Last Thursday we had a very special visitor from South Bend Indiana–Dr. Bob White, neonatologist and NICU design expert. Dr. White spoke to us about the micro and macro environments in the NICU, and what these two perspectives imply for design and operation. Dr. White stressed how NICUs are first and foremost an extremely artificial environment for babies. Incubators are deficient in every way from being held by the mother. The more skin-to-skin contact a newborn has with his/her mother, the more appropriate sensory stimuli the baby receives, which in turn can help lactation, aid in transmitting normal flora from the skin, and help regulate circadian rhythms in the newborn–a “virtuous cycle”. Dr. White also discussed the business case for single family rooms in NICUs. We learned that it costs an average of 1M up front to design single family NICU rooms, while saving 1M annually. (The Business Case for Single Family Rooms Adapted from Shepley et al 2014) Research shows that the physical environment in which patients are cared for and in which caregivers work has a measurable and quantifiable impact on them (Joseph, 2006a, 2006b, 2006c; Joseph & Ulrich, 2007; Ulrich, Zimring, Joseph, Quan, & Choudhary, 2004; Ulrich et al., 2008). A point in Dr. White’s talk I found particularly interesting was that breast milk contains different levels of cortisol and melatonin at different times of the day which help to establish the circadian rhythms in a newborn. Now I am wondering if milk banks and NICUs label milk with not only the date, but the time of day it was expressed.
Students asked some great questions after Dr. White’s talk. Here are some highlights:
Student: How do you build in change for NICUs?
Dr. White: We used to build units where everything had it’s place, and then someone came along with a better monitor or a quieter refrigerator but didn’t fit into the “built in” concept. Build units you can take apart and reconfigure without tearing everything else down.
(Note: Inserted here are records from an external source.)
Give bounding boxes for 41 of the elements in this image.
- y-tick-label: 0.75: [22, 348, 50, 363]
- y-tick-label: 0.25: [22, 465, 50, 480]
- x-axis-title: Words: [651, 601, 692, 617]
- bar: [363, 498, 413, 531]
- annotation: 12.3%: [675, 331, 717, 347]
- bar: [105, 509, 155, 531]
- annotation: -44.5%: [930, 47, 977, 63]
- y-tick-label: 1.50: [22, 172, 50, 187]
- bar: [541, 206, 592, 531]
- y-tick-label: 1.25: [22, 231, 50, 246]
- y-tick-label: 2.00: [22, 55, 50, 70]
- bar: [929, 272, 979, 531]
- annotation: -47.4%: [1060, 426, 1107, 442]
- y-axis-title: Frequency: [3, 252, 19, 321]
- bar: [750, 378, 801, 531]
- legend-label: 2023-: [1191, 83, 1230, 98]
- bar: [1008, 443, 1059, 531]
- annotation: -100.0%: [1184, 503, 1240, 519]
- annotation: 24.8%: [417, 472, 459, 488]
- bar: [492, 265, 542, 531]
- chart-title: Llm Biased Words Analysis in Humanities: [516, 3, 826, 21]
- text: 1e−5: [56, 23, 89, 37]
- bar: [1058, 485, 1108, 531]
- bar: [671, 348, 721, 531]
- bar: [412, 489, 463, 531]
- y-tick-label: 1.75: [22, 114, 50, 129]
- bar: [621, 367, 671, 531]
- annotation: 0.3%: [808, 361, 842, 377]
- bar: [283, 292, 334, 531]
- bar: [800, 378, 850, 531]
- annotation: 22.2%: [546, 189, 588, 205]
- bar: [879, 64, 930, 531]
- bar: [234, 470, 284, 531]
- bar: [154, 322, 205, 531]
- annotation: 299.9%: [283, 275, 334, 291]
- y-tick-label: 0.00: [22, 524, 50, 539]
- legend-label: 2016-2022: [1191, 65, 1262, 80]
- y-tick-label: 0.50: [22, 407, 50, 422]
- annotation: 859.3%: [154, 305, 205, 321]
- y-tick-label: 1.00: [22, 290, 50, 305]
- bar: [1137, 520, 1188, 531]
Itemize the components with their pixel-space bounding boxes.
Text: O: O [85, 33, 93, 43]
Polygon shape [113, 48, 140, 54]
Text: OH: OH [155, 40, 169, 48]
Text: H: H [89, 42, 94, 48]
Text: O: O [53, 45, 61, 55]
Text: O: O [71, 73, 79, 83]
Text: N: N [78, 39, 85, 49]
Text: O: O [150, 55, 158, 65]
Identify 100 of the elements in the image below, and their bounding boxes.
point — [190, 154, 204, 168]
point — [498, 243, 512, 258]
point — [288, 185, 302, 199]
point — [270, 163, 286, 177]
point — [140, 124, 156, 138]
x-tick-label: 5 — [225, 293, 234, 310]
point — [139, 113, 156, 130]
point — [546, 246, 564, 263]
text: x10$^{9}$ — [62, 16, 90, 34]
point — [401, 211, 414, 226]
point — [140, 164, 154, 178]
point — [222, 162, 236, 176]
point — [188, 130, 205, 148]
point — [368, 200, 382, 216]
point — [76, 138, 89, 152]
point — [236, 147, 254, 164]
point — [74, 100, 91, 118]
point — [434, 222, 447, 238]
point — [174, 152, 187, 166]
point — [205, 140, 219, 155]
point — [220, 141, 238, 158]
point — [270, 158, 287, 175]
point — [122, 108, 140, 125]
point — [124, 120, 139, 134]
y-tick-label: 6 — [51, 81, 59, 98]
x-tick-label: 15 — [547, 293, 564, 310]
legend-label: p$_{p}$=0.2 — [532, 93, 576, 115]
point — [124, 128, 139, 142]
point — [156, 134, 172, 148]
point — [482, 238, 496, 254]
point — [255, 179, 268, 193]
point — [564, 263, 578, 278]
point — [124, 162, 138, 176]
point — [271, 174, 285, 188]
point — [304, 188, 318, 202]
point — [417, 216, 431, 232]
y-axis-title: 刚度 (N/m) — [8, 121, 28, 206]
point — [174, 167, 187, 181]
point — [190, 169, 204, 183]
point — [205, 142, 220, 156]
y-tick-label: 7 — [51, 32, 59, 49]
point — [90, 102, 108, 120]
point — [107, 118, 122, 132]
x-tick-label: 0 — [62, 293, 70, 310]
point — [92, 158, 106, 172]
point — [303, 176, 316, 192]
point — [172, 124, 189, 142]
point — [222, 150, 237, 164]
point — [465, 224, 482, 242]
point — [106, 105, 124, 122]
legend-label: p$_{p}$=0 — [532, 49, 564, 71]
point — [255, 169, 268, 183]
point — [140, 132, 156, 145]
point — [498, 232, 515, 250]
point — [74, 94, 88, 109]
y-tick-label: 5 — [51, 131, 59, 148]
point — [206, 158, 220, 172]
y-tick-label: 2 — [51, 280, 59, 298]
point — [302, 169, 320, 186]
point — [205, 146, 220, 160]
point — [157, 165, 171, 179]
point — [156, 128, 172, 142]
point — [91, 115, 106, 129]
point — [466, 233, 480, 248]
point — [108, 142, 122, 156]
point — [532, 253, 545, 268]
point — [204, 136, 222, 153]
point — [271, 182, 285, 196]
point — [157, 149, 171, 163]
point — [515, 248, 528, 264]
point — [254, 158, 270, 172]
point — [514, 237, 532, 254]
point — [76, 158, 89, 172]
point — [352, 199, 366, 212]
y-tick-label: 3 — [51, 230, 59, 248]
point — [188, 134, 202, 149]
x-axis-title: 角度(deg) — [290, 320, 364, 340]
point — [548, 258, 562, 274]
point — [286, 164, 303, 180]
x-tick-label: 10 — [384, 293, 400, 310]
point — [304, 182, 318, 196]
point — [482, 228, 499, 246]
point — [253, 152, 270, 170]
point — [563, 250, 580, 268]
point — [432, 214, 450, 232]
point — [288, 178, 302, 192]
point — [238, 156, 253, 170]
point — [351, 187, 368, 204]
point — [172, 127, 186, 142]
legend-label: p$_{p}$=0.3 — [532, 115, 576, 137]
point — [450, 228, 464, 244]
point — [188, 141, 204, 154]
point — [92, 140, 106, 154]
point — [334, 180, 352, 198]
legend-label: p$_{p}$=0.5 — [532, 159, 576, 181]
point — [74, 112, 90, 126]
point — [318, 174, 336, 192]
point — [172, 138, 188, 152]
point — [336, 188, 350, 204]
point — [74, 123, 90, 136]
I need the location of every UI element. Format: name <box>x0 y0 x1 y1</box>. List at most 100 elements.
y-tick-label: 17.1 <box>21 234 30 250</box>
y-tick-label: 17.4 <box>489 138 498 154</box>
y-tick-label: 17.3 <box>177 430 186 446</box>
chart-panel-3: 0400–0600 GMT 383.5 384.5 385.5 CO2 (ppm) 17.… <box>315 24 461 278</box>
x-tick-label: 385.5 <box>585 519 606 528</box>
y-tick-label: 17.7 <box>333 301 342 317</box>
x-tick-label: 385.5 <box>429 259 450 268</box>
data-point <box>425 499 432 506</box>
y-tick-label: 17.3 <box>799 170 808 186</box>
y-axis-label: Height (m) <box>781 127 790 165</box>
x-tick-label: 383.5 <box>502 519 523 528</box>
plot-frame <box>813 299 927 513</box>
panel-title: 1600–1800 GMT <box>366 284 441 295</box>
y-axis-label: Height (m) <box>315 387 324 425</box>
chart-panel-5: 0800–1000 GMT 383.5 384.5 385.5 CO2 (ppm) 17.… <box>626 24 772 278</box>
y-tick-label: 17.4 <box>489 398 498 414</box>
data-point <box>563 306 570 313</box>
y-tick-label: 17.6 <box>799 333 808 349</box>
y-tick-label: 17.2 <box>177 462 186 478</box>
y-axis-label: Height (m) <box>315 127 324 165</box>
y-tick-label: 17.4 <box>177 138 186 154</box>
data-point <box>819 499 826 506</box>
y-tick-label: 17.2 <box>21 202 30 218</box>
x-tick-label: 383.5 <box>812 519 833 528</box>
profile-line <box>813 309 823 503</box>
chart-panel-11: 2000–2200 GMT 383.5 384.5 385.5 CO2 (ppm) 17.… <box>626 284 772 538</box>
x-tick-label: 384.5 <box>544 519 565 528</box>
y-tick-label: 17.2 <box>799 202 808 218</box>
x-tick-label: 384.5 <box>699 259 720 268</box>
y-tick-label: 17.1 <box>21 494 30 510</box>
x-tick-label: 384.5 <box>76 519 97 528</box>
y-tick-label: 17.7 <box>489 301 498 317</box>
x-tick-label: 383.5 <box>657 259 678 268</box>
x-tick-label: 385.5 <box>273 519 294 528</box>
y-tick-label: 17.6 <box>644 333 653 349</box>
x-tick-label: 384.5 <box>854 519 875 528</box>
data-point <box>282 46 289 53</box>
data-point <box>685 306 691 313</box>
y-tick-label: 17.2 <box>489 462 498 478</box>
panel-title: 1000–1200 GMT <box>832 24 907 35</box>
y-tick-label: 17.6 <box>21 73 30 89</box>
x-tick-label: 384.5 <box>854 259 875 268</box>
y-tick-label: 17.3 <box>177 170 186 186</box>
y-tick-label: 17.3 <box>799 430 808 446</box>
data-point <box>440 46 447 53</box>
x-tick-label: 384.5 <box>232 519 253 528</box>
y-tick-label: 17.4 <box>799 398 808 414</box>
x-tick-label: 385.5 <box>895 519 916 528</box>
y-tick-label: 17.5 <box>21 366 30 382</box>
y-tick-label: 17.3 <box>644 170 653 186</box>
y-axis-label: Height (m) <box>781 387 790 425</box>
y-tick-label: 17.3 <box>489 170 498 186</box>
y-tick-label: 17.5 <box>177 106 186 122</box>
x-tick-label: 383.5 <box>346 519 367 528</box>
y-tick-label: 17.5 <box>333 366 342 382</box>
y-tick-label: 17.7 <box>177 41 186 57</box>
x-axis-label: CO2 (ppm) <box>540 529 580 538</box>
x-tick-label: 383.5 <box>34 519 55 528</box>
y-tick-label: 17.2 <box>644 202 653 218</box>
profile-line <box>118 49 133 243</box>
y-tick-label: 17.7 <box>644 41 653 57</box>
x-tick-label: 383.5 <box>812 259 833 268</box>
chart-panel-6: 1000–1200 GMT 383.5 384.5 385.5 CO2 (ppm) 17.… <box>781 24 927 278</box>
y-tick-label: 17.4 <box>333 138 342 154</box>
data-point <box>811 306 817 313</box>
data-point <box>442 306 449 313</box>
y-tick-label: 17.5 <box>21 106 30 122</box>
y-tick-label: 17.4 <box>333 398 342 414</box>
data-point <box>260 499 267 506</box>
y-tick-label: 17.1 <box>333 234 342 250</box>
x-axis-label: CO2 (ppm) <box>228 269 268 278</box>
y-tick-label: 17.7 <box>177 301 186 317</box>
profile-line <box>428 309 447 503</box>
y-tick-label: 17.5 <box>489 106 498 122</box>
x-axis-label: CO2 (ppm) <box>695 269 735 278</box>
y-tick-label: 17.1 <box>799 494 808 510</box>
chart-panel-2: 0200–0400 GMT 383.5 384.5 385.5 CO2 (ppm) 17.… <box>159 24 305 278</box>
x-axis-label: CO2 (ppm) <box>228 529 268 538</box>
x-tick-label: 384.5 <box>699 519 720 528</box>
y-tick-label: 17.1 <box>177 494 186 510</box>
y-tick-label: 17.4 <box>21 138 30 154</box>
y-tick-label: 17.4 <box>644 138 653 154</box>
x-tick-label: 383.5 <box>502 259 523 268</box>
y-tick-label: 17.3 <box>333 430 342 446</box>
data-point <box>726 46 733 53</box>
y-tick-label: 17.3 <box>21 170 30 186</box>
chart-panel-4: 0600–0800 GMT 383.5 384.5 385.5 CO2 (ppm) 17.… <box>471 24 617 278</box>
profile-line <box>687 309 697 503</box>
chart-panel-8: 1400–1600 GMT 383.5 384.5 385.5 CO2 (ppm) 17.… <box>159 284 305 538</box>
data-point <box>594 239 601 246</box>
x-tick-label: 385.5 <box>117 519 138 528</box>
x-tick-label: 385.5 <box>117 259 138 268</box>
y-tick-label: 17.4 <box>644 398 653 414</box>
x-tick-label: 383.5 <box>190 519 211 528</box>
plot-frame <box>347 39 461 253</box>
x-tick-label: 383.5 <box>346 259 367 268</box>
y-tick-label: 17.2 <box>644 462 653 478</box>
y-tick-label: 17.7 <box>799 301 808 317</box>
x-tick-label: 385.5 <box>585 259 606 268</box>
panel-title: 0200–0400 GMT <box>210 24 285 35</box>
Student: Are there ways to optimize open bay rooms?
Dr. White: Noise reduction could help. One thing we could definitely design for is easy interaction between clinicians, and spaces for parents to interact together away from the bedside.
Student: Who holds the levers for change in this environment?
Dr. White: The OBs that deliver will tell their patients to deliver at the “nicer hospital” down the street with SFRs (single family rooms). It has nothing to do with the science or direct bottom line. It has to do with the bottom line of the big picture. Technology has a new purpose. Instead of it being what we use to cure the babies, there is this whole other areas of tech that helps us get more human with our babies. You guys can help by removing the tech between us, and help us get parents and babies get closer together.